64 Parishes

Worthia Thomas

Nicknamed for his tricks as a “show drummer,” Worthia G. “Showboy” Thomas was a New Orleans traditional jazz, brass band, and rhythm and blues trombonist, drummer, and tuba player.

Worthia Thomas

Courtesy of Louisiana State Museum

Worthia Thomas at Jazz Fest. Byrd, Syndey (Photographer

Nicknamed for his tricks as a “show drummer,” Worthia G. “Showboy” Thomas was a New Orleans traditional jazz, brass band, and rhythm and blues (R&B) trombonist, drummer, and tuba player. Thomas is most widely remembered as a regular player in the George Williams Brass Band, the Onward Brass Band, the Kid Thomas Band, and as a friend and musical partner to both Danny Barker and Big Joe Turner, with whom he played often over the years.

Thomas was born on February 26, 1907, in Napoleonville into a musical family: Thomas had four uncles who were musicians, two of whom had had formal conservatory training. Although Thomas began his musical career as a teenager on drums and would perform on that instrument informally and professionally throughout the coming decades, he purchased a trombone while working with John Tunking’s band out of Alexandria and Natchitoches in the 1920s and took trombone lessons from Morris French. Thomas would play with Tunking’s band for seven years, until Tunking’s death.
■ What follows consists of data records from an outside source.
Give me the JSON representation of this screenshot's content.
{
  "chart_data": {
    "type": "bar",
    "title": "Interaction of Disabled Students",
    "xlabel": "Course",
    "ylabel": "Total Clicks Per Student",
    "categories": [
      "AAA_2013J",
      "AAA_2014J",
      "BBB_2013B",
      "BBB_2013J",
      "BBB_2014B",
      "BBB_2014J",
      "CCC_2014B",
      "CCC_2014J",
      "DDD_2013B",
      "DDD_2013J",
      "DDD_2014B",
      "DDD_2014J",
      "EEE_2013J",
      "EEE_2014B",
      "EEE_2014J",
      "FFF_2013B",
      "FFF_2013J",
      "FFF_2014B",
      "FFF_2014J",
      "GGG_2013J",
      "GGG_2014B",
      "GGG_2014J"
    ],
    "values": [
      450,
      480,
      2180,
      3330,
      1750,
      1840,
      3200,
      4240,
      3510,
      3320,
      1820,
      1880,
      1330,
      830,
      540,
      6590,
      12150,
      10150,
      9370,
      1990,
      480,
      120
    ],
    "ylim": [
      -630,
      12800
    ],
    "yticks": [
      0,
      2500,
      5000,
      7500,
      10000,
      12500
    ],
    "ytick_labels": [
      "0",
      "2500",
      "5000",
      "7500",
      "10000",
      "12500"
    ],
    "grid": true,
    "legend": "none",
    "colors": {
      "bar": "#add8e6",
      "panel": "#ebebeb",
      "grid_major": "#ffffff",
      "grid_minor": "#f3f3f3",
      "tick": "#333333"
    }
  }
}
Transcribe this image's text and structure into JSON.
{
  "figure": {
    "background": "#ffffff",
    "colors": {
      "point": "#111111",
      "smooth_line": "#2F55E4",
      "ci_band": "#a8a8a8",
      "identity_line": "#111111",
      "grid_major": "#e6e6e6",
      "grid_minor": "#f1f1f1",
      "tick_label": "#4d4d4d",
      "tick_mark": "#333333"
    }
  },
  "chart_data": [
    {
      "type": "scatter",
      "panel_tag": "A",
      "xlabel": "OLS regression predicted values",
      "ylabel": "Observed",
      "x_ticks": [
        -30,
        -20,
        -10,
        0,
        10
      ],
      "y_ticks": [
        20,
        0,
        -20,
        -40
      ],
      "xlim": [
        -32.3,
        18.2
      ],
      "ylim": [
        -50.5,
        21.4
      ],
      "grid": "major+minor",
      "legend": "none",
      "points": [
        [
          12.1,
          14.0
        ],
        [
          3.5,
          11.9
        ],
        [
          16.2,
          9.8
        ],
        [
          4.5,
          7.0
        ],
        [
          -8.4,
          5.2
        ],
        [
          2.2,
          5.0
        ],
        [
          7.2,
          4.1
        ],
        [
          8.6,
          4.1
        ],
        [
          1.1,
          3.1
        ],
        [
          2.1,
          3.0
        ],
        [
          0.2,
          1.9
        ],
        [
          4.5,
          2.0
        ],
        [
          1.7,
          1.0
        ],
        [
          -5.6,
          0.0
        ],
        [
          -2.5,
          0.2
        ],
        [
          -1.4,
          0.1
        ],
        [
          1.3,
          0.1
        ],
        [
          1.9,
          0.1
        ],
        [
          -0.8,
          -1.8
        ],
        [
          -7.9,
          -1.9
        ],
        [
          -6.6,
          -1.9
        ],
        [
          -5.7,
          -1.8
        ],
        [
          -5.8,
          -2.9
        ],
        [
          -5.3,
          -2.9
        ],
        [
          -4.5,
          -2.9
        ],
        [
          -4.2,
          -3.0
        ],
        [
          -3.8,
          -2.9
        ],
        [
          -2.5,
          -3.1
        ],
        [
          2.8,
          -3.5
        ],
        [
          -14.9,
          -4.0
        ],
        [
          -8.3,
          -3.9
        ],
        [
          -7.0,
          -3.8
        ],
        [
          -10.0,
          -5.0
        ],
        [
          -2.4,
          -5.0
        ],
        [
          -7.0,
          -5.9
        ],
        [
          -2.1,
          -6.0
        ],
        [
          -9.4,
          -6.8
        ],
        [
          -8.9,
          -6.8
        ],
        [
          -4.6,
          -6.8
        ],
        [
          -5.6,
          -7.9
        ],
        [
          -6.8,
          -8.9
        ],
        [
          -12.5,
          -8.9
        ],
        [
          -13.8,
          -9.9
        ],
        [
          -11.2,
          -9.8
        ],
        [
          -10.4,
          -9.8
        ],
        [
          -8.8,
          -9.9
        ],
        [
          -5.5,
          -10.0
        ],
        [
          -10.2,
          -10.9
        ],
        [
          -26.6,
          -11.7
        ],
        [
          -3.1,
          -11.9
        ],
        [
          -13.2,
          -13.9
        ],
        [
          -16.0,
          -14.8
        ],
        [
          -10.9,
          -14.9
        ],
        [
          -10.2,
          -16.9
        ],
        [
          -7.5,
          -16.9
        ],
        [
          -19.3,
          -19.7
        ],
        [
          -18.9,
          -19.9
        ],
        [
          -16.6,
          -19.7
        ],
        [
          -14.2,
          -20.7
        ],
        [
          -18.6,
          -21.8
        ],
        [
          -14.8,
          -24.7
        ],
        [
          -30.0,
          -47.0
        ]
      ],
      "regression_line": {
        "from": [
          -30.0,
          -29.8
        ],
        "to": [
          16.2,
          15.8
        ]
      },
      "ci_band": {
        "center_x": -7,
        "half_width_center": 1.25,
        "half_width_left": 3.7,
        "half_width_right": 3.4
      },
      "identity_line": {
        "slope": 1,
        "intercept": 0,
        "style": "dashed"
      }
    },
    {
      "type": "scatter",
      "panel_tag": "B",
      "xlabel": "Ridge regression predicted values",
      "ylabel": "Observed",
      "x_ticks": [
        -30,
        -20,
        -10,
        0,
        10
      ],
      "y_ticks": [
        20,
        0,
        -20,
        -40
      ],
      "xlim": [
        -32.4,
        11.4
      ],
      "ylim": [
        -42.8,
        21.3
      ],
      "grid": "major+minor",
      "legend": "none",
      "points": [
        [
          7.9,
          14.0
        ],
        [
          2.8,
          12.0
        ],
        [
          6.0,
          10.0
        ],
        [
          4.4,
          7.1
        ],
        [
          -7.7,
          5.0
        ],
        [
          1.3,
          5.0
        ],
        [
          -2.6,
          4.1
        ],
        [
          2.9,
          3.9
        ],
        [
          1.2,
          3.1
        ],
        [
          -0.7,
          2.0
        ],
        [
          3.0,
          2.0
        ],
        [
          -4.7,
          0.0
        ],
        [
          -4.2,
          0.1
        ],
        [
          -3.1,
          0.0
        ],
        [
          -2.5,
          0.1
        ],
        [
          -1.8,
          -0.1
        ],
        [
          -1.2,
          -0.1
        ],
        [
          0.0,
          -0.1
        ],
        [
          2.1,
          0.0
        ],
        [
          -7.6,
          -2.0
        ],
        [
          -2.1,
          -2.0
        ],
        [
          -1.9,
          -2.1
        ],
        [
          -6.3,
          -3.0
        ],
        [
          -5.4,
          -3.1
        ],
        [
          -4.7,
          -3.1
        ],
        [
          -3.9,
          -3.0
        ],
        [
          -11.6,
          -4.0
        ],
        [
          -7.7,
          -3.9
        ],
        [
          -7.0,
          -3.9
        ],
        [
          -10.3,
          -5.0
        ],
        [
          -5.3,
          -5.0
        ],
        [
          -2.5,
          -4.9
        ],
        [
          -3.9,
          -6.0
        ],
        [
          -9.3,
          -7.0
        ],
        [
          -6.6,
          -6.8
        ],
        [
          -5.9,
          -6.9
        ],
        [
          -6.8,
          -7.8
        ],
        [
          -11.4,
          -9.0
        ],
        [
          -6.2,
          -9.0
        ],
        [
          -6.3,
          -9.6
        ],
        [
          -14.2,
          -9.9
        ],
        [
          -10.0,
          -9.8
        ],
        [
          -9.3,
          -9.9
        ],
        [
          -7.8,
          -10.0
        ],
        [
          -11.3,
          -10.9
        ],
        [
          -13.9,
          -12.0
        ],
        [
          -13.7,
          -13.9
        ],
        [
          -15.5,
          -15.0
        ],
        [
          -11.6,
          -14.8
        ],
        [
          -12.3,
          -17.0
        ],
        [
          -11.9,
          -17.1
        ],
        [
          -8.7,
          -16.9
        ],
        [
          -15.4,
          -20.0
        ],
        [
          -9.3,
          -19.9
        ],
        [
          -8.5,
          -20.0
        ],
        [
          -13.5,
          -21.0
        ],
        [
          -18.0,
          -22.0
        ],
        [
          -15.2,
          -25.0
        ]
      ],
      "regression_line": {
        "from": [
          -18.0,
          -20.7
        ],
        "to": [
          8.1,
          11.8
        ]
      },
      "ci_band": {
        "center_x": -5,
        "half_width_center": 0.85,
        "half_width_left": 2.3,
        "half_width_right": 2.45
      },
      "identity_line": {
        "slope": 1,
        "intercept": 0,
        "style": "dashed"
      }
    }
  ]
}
During Thomas’s first years in New Orleans, he was a snare drummer in street parades as well as a trombonist in local bands. He performed with clarinetist Georgie Boyd before working with Buddy Petit. In 1927 Thomas began what would become a lifelong love affair with touring when he joined Robert Taylor’s Knee-High Revue; it would be followed by a long series of gigs with traveling carnivals, minstrel shows, and vaudeville troupes. Thomas would spend thirteen years playing with the famed Rabbit Foot Minstrels, tour with the “Miss Broadway” show out of Chicago, and play with the Jay McShann band from Kansas City in 1945. Thomas played for a number of rhythm and blues sessions in the late 1940s and 1950s as well. In the late 1950s Thomas was playing gigs with New Orleans musicians Ernie Cagnolatti and the Lawrence Marrero Polo Barnes New Orleans Jazz Band.

By 1960 Thomas had more or less settled back in New Orleans full-time, performing as a regular player in Narvin Kimball’s band. He also performed as a fill-in player with Paul Barbarin’s group, with whom he recorded for the GHB release Paul Barbarin and His New Orleans Jazz Band. Performance dates with Kid Thomas were also frequent, and Thomas is featured on the album Kid Thomas at Kohlman’s Tavern alongside Emanuel Sayles, Joseph Butler, and Emanuel Paul.

Preservation Hall performances were a staple of Thomas’s later years, and in 1967 he embarked on a tour of Japan with Kid Sheik and his Storyville Ramblers. Thomas was close friends with Danny Barker and played with him often throughout his later years.

Thomas died on August 9, 1994, in New Orleans.